If there is a dog that does not deserve heartworms, it’s Rosco, but life doesn’t always work that way. My dad found out from the vet a few months ago that Rosco was infected, and that it would take over six months of expensive shots, medicines, and restrictions to make our beloved dog better again. The vet told my dad that the treatment would hurt, and that Rosco might not want to be around us as much because of the pain. Once again, Rosco defied expectations. He certainly doesn’t enjoy his treatment, and he does go off by himself at times, but if he is in pain, he doesn’t show it. He still runs, jumps, and prances like there’s no tomorrow (he has put on a little weight though, but that just makes him cuter in my eyes), and he wears his smile proudly around the house. He always wants to sit next to us, and he makes you feel loved and appreciated wherever you go. Honestly, I wish I were a bit more like Rosco, because I know that an attitude like his would make me a much better person.

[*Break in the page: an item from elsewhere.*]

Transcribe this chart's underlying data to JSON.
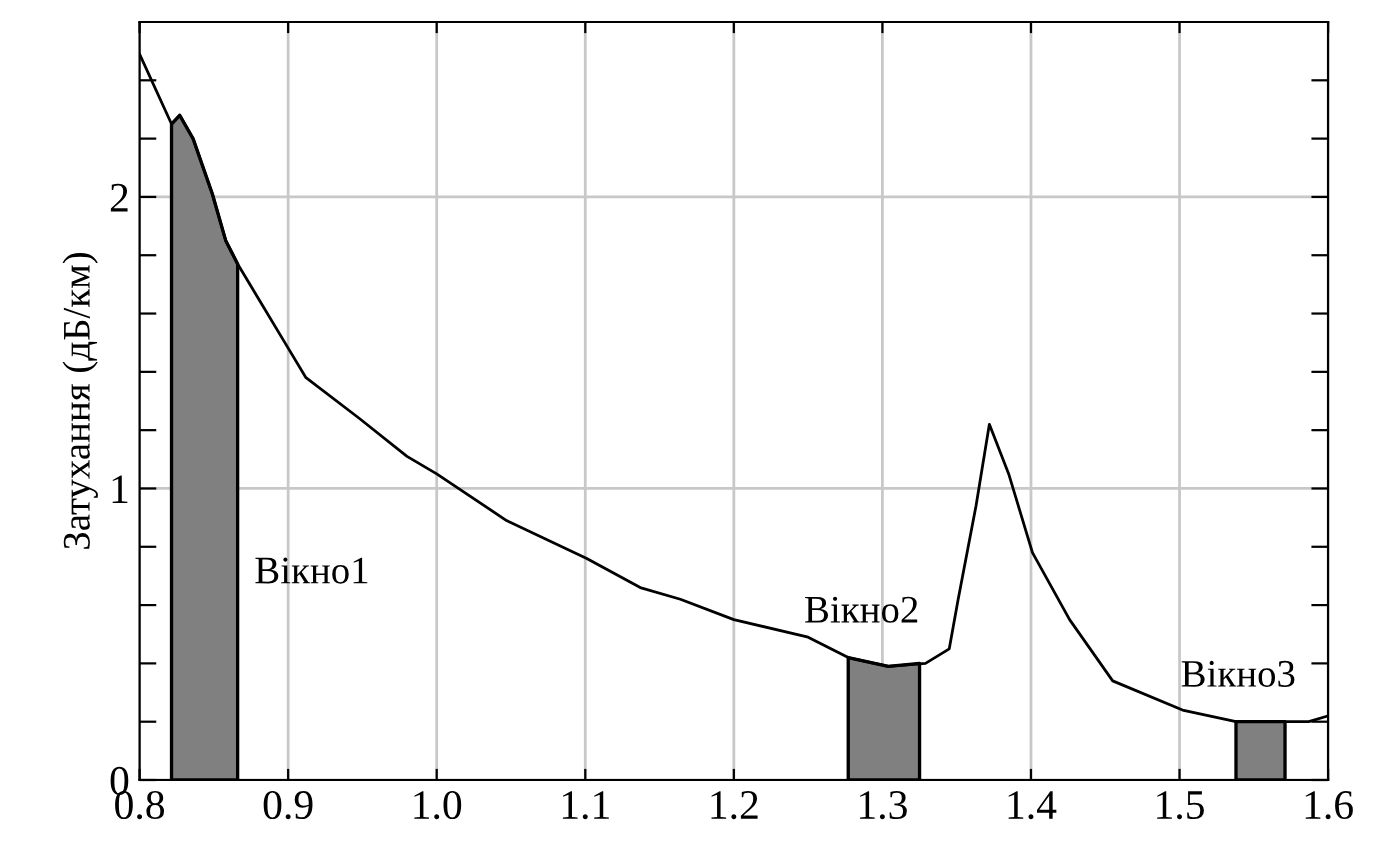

There are so many reasons to adopt a dog, especially a shelter pup, that it almost seems mandatory. If you’re willing to offer a little bit of time, money, and affection, that dog will never stop loving you, and I assure you, the feeling will be mutual. Looking back on things now, six months later, I cannot believe how lucky my family was to find Rosco that day at the shelter. Out of all of the dogs we could have picked, we chose the one that has since made a huge difference in each of our lives and has become one of my best friends. Adopting dogs has been one of the best things my family has ever done together, and I am proud that we gave a loving dog like Rosco a better life.